Надо же, вот что, оказывается, красит женщину и делает ее привлекательной для противоположного пола – наличие мужчины. У самцов срабатывал рефлекс соперничества: раз ему надо, то и мне тоже.

– А тебе чего, Саш? С каких пор мои хмыри тебя волнуют?

– С недавних, – не уступил Шурик и нехорошо прищурился на Ивана Ивановича.

Разочаровывать его не хотелось, и Надя туманно сообщила:

– У меня дела. Завтра поговорим, раз для тебя это важно.

Этот ответ изумил Сашу не меньше, чем Надежду. Водитель начал размышлять, действительно ли для него важно, что за дела у секретарши со старым хлыщом, а Надюша пыталась сообразить, с какой стати заинтриговала абсолютно постороннего и ненужного ей мужчину.
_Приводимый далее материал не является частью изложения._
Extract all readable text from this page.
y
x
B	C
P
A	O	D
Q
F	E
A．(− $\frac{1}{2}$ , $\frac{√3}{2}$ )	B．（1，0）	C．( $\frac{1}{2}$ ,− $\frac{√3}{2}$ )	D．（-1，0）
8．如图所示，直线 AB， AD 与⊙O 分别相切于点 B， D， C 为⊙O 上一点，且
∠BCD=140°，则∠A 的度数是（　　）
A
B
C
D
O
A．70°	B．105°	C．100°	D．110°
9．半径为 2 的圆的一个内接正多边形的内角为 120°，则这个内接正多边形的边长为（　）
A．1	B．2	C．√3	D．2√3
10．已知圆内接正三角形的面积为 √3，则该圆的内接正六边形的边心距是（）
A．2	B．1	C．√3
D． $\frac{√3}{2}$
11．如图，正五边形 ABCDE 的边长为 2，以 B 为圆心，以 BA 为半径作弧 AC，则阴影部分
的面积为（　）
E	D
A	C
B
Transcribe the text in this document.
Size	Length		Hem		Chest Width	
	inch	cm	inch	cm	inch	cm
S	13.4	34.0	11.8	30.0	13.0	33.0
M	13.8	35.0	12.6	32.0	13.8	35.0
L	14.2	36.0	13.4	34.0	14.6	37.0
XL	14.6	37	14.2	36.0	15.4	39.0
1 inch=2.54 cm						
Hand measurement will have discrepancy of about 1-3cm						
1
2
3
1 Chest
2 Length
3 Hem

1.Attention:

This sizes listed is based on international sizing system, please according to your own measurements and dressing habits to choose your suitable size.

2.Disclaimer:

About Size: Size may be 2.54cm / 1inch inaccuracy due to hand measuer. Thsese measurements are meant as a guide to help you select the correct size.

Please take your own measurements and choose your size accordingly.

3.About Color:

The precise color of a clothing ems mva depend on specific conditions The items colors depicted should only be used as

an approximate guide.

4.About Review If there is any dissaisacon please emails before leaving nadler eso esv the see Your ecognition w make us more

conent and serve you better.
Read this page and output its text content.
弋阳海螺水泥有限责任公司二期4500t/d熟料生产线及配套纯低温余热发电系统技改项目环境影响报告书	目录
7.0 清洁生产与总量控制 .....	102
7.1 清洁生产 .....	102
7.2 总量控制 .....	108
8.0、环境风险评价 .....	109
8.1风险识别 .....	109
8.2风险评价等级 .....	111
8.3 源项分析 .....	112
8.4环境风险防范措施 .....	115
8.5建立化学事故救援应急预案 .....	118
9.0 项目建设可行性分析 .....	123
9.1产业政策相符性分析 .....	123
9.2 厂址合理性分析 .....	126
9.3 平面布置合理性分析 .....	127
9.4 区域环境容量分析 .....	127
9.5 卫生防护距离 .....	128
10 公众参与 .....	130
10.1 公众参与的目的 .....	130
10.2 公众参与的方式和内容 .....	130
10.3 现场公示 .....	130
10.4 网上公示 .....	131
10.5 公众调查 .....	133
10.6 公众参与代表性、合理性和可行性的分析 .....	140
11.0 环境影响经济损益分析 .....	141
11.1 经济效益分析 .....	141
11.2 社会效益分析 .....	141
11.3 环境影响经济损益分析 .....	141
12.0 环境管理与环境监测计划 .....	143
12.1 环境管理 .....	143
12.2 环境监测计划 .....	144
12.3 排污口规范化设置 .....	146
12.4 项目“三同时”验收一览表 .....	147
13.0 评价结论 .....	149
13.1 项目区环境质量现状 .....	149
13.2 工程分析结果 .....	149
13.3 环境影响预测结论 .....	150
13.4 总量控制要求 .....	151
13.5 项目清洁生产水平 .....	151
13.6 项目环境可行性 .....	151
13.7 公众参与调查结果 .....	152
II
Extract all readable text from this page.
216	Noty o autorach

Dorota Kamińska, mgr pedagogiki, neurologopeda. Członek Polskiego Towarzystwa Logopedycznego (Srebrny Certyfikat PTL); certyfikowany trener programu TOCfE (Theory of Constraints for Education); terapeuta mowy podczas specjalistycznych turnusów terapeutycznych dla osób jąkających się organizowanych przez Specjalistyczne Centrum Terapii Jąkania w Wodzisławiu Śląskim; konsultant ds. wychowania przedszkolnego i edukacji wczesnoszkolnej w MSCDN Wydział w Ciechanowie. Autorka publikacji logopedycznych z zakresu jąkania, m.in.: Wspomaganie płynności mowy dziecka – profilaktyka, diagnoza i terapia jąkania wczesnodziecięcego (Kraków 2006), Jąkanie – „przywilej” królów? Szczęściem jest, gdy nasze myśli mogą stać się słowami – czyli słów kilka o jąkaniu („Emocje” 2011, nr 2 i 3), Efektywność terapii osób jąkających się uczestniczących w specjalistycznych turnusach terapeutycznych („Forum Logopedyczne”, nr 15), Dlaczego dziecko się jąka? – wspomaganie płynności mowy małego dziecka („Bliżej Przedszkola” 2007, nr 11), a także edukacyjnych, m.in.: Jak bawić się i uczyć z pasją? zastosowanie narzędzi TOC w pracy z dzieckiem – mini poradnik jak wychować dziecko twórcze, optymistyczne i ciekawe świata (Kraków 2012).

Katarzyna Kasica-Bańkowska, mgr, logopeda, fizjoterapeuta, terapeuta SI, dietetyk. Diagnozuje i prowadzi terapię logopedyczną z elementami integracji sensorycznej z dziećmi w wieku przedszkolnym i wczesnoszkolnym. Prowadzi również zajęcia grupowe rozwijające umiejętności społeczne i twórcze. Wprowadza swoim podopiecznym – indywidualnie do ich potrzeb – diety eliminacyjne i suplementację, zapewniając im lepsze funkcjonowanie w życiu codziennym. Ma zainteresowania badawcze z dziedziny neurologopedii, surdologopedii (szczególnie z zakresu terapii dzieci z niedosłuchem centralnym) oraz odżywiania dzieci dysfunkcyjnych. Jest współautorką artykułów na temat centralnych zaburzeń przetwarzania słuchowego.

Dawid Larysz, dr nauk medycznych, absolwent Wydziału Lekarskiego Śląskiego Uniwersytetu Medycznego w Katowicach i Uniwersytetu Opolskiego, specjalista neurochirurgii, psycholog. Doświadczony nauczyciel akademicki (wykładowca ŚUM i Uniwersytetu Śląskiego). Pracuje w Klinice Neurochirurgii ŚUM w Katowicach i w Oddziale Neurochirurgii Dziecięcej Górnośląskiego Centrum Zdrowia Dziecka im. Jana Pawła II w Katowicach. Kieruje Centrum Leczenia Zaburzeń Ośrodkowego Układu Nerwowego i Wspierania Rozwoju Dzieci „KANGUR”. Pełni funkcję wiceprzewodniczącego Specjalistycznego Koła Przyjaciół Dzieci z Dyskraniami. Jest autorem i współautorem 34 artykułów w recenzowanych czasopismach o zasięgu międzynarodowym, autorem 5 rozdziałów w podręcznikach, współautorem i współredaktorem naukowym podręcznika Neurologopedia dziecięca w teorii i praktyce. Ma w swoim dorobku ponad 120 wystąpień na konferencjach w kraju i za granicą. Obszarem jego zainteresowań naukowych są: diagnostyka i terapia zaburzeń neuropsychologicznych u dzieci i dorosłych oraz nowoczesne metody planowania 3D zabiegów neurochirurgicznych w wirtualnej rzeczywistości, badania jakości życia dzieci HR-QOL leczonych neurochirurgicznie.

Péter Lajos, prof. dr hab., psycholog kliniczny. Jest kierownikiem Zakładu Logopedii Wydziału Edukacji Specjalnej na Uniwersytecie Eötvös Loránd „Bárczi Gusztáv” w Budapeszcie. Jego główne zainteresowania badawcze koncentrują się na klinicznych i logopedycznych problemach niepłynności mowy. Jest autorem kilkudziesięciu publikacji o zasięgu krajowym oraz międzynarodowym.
Уже в машине она внезапно поняла, что дико волнуется. Даже не поняла, а осознала, что еще немного, и жизнь круто изменится. Как раз то, чего Надя всегда подсознательно опасалась. Ладони вспотели, колени затряслись отвратительной гриппозной дрожью, в голове медленно нарастала тягучая боль.

– А после того, как я подпишу, что мне делать-то надо будет? – неожиданно сиплым голосом выдала она обрывок сформулированного сознанием опасения. Ведь это только по телевизору свежие и успешные бизнес-леди катались на дорогих авто, выпархивали из элитных салонов и выдавали на переговорах тщательно продуманные сценаристом умные и дальновидные решения. В жизни все страшнее и сложнее.

– Что захочешь, – удовлетворил ее любопытство отец. – Захочешь, будешь учиться руководить, не захочешь, там бизнес налажен. Я только утрясу все формальности и основные вопросы, а дальше все пойдет как по маслу. Можно будет только снимать пенки и жить в свое удовольствие.